The code in the previous section was written using pubsub’s old API which has been tossed out the window with the advent of wxPython 2.9. So if you try to run the code above in 2.9, you will likely run into issues. Thus for completeness, here is a version of the code that uses the new pubsub API:

import time
import wx
 
from threading import Thread
 
from wx.lib.pubsub import pub
 
########################################################################
class TestThread(Thread):
    """Test Worker Thread Class."""
 
    #----------------------------------------------------------------------
    def __init__(self):
        """Init Worker Thread Class."""
        Thread.__init__(self)
        self.start()    # start the thread
 
    #----------------------------------------------------------------------
    def run(self):
        """Run Worker Thread."""
        # This is the code executing in the new thread.
        for i in range(20):
            time.sleep(1)
            wx.CallAfter(pub.sendMessage, "update", msg="")
 
########################################################################
class MyProgressDialog(wx.Dialog):
    """"""
 
    #----------------------------------------------------------------------
    def __init__(self):
        """Constructor"""
        wx.Dialog.__init__(self, None, title="Progress")
        self.count = 0
 
        self.progress = wx.Gauge(self, range=20)
 
        sizer = wx.BoxSizer(wx.VERTICAL)
        sizer.Add(self.progress, 0, wx.EXPAND)
        self.SetSizer(sizer)
 
        # create a pubsub receiver
        pub.subscribe(self.updateProgress, "update")
 
    #----------------------------------------------------------------------
    def updateProgress(self, msg):
        """"""
        self.count += 1
 
        if self.count >= 20:
            self.Destroy()
 
        self.progress.SetValue(self.count)
 
 
########################################################################
class MyForm(wx.Frame):
 
    #----------------------------------------------------------------------
    def __init__(self):
        wx.Frame.__init__(self, None, wx.ID_ANY, "Tutorial")
 
        # Add a panel so it looks the correct on all platforms
        panel = wx.Panel(self, wx.ID_ANY)
        self.btn = btn = wx.Button(panel, label="Start Thread")
        btn.Bind(wx.EVT_BUTTON, self.onButton)
 
        sizer = wx.BoxSizer(wx.VERTICAL)
        sizer.Add(btn, 0, wx.ALL|wx.CENTER, 5)
        panel.SetSizer(sizer)
 
    #----------------------------------------------------------------------
    def onButton(self, event):
        """
        Runs the thread
        """
        btn = event.GetEventObject()
        btn.Disable()
 
        TestThread()
        dlg = MyProgressDialog()
        dlg.ShowModal()
 
        btn.Enable()
 
#----------------------------------------------------------------------
# Run the program
if __name__ == "__main__":
    app = wx.App(False)
    frame = MyForm().Show()
    app.MainLoop()

Note that now you import the pub module rather than the Publisher module.
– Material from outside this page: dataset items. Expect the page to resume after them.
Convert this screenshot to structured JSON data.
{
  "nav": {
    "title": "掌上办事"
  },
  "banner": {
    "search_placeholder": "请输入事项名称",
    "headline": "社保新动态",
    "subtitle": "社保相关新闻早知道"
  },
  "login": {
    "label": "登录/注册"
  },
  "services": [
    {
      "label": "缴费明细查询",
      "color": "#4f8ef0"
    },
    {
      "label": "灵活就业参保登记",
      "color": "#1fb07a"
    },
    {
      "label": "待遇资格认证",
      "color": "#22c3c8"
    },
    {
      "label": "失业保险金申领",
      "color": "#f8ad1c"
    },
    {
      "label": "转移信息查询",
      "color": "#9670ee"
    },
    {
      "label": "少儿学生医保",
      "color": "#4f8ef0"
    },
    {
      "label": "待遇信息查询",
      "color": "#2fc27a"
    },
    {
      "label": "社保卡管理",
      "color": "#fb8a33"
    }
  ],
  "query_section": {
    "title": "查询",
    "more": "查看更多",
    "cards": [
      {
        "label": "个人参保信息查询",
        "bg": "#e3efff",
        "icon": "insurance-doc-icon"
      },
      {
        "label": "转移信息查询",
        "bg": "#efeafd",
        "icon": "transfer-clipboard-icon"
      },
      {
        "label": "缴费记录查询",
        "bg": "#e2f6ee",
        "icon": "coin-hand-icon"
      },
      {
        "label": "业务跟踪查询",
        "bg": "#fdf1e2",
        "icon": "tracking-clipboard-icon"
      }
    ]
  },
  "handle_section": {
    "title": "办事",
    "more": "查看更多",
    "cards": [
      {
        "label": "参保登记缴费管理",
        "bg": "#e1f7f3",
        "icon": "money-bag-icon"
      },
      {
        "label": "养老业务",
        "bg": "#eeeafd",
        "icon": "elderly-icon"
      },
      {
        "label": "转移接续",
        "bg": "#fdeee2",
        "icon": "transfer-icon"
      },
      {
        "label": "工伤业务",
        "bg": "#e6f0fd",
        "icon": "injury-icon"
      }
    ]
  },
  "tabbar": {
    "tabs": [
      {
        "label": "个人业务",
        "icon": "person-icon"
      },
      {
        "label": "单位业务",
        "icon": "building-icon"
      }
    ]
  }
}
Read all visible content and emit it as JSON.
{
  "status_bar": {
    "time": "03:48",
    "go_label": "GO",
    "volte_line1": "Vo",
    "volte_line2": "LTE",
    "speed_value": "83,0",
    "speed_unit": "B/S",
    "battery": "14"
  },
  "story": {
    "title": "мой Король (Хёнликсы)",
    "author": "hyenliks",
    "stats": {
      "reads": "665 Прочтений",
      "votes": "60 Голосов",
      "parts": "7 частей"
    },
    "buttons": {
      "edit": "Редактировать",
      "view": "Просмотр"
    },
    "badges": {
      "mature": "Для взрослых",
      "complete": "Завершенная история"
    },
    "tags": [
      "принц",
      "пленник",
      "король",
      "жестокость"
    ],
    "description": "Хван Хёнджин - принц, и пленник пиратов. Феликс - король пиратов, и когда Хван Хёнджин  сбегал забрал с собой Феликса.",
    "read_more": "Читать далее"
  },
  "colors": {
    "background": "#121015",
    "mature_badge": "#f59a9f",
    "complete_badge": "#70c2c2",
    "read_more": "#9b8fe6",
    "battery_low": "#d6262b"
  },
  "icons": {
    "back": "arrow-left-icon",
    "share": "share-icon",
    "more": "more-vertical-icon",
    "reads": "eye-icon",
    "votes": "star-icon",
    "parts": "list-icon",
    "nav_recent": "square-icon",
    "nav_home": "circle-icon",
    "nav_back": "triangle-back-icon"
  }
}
Also note that you have to use keyword arguments. See the pubsub documentation for additional information.

Wrapping Up

At this point, you should know how to create your own progress dialog and update it from a thread. You can use a variation of this code to create a file downloader. If you do that, you would need to check the size of the file you are downloading and download it in chunks so you can create the wx.Gauge with the appropriate range and update it as each chunk is downloaded. I hope this give you some ideas for how to use this widget in your own projects.